For any of you who aren’t too busy mulling over media ethics or keening over the imminent departure of the most quoteable senior official in the whole of PMO, here’s a serendipitous bit of followup to what turned out to be a most enlightening discussion that took place earlier today during the final day of hearings at the Oliphant Commission on the cooling-off period imposed on departing public office holders.
(Wait! This is fascinating stuff! Why are you running away?)
Anyway, earlier this week, ITQ found her mind wandering back towards to a post she wrote a few months back on the five-year prohibition on post-employment lobbying; more specifically, the exemption review process, which allows former public office holders to apply for an exemption to the ban. At that time, a grand total of seven requests had been made, and only one had been granted.
“I wonder what’s happened since then,” ITQ wondered. So she dashed off a note to the always helpful communications office at the Office of the Commissioner of Lobbying, and just a day later, she received the following response:
As of today and since the coming into force of the Lobbying Act on July 2, 2008, here are our stats regarding exemption requests to the five-year prohibition: 9 exemption request received, of which:
- 2 requests have been granted
- 3 requests have not been not granted
- 1 request closed because of insufficient information
- 3 requests under review
What we don’t know, however, are any details of the two exemptions that, according to Dawson’s testimony this morning, have been granted under the Conflict of Interest Act, which prohibits former PHOs from engaging in a far wider-ranging list of activities for either one or two years following their departure from public life:
(1) No former reporting public office holder shall enter into a contract of service with, accept an appointment to a board of directors of, or accept an offer of employment with, an entity with which he or she had direct and significant official dealings during the period of one year immediately before his or her last day in office.

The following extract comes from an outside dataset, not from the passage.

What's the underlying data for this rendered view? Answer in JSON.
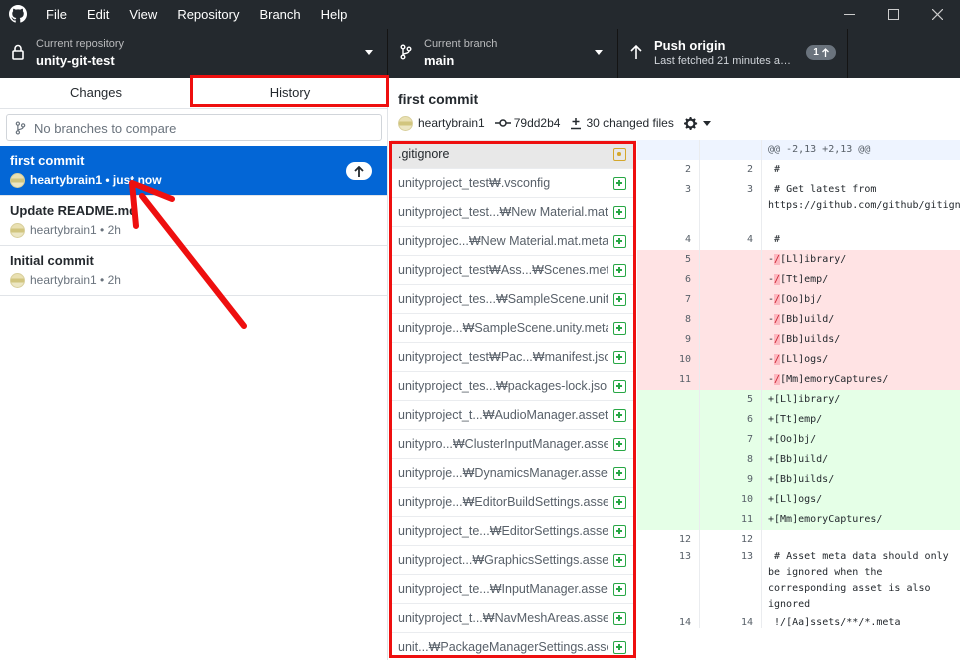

(2) No former reporting public office holder shall make representations whether for remuneration or not, for or on behalf of any other person or entity to any department, organization, board, commission or tribunal with which he or she had direct and significant official dealings during the period of one year immediately before his or her last day in office.
(3) No former reporting public office holder who was a minister of the Crown or minister of state shall make representations to a current minister of the Crown or minister of state who was a minister of the Crown or a minister of state at the same time as the former reporting public office holder.

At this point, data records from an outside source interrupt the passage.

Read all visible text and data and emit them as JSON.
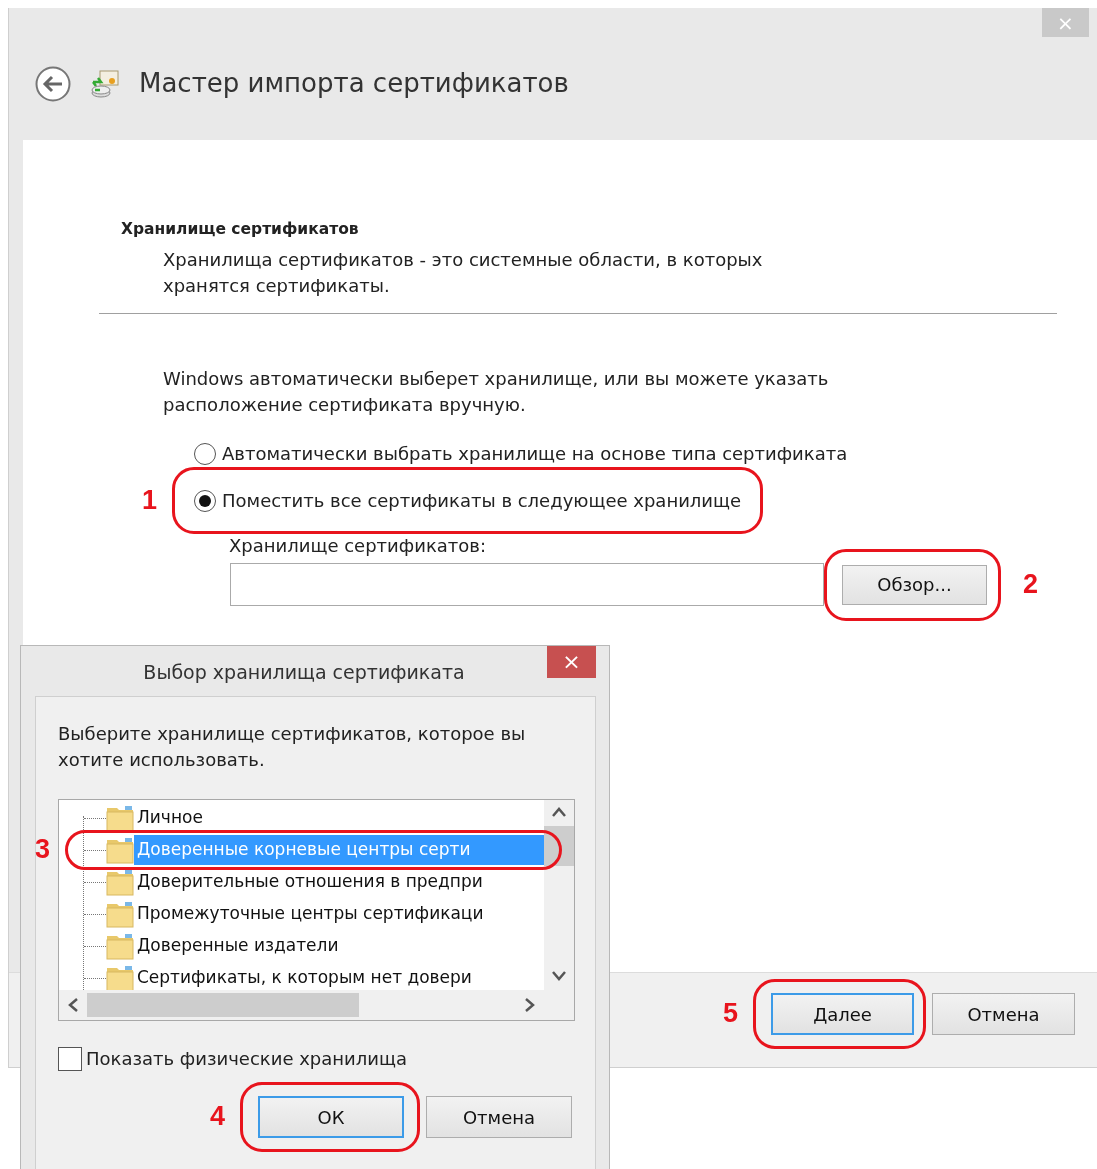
{
  "wizard": {
    "close_label": "×",
    "title": "Мастер импорта сертификатов",
    "section_title": "Хранилище сертификатов",
    "section_description": "Хранилища сертификатов - это системные области, в которых хранятся сертификаты.",
    "prompt": "Windows автоматически выберет хранилище, или вы можете указать расположение сертификата вручную.",
    "options": [
      {
        "label": "Автоматически выбрать хранилище на основе типа сертификата",
        "selected": false
      },
      {
        "label": "Поместить все сертификаты в следующее хранилище",
        "selected": true,
        "annotation": "1"
      }
    ],
    "store_label": "Хранилище сертификатов:",
    "browse_button": {
      "label": "Обзор...",
      "annotation": "2"
    },
    "buttons": [
      {
        "label": "Далее",
        "default": true,
        "annotation": "5"
      },
      {
        "label": "Отмена",
        "default": false
      }
    ]
  },
  "dialog": {
    "title": "Выбор хранилища сертификата",
    "close_label": "×",
    "prompt": "Выберите хранилище сертификатов, которое вы хотите использовать.",
    "stores": [
      {
        "label": "Личное",
        "selected": false
      },
      {
        "label": "Доверенные корневые центры серти",
        "selected": true,
        "annotation": "3"
      },
      {
        "label": "Доверительные отношения в предпри",
        "selected": false
      },
      {
        "label": "Промежуточные центры сертификаци",
        "selected": false
      },
      {
        "label": "Доверенные издатели",
        "selected": false
      },
      {
        "label": "Сертификаты, к которым нет довери",
        "selected": false
      }
    ],
    "show_physical": {
      "label": "Показать физические хранилища",
      "checked": false
    },
    "buttons": [
      {
        "label": "ОК",
        "default": true,
        "annotation": "4"
      },
      {
        "label": "Отмена",
        "default": false
      }
    ]
  }
}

(1) With respect to all former reporting public office holders except former ministers of the Crown and former ministers of state, the prohibitions set out in subsections 35 (1) and (2) apply for the period of one year following the former reporting public office holder’s last day in office.

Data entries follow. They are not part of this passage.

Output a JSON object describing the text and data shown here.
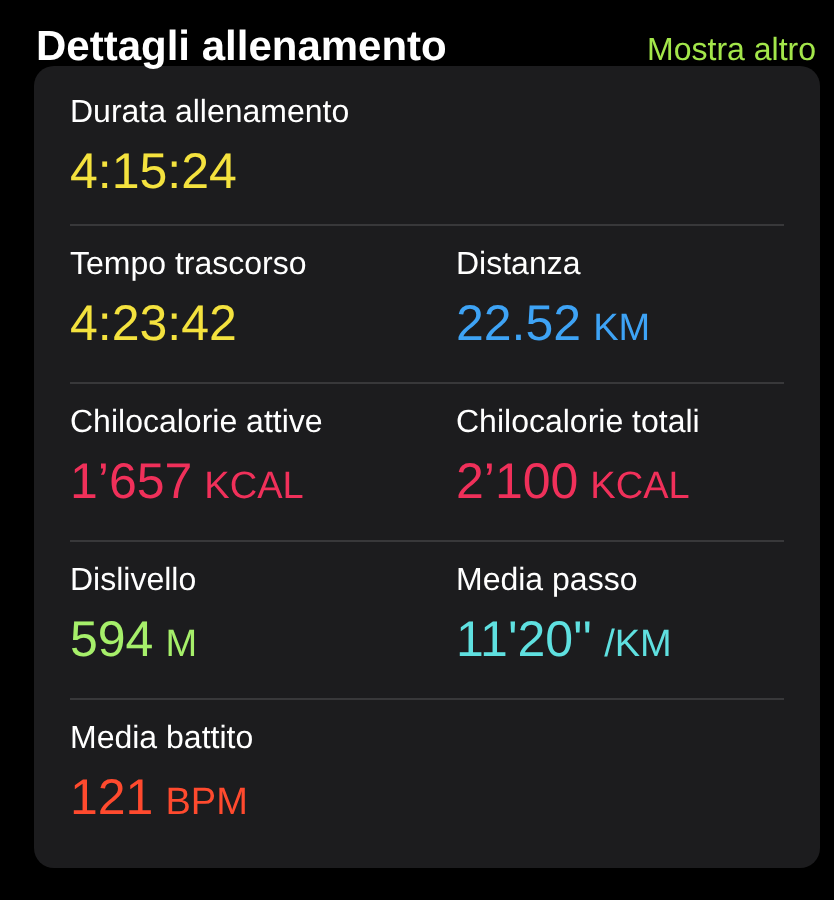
{
  "header": {
    "title": "Dettagli allenamento",
    "link": "Mostra altro"
  },
  "rows": [
    [
      {
        "label": "Durata allenamento",
        "value": "4:15:24",
        "color": "#f4e23e"
      }
    ],
    [
      {
        "label": "Tempo trascorso",
        "value": "4:23:42",
        "color": "#f4e23e"
      },
      {
        "label": "Distanza",
        "value": "22.52",
        "unit": "KM",
        "color": "#3ea3f5"
      }
    ],
    [
      {
        "label": "Chilocalorie attive",
        "value": "1’657",
        "unit": "KCAL",
        "color": "#f0305a"
      },
      {
        "label": "Chilocalorie totali",
        "value": "2’100",
        "unit": "KCAL",
        "color": "#f0305a"
      }
    ],
    [
      {
        "label": "Dislivello",
        "value": "594",
        "unit": "M",
        "color": "#a6ef6a"
      },
      {
        "label": "Media passo",
        "value": "11'20''",
        "unit": "/KM",
        "color": "#5fe0e0"
      }
    ],
    [
      {
        "label": "Media battito",
        "value": "121",
        "unit": "BPM",
        "color": "#ff4a2e"
      }
    ]
  ]
}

(2) With respect to former ministers of the Crown and former ministers of state, the prohibitions set out in subsections 35(1) to
(3) apply for a period of two years following their last day in office.
Oh, and as we also learned this morning, the only post-employment reporting requirement is that former ministers and parliamentary secretaries “report to the Commissioner any communication or meetings as defined in paragraphs 5.(1)(a) and (b) of the Lobbying Act (section 37)” for two years after leaving office. Which ITQ hasn’t actually managed to get her head around, because — aren’t they actually prohibited from engaging in such activities for two years?
Anyway, ITQ will do her best to make sense out of these seemingly contradictory requirements, and track down more information on that other exemption process tomorrow. See how educational these public policy sessions can be?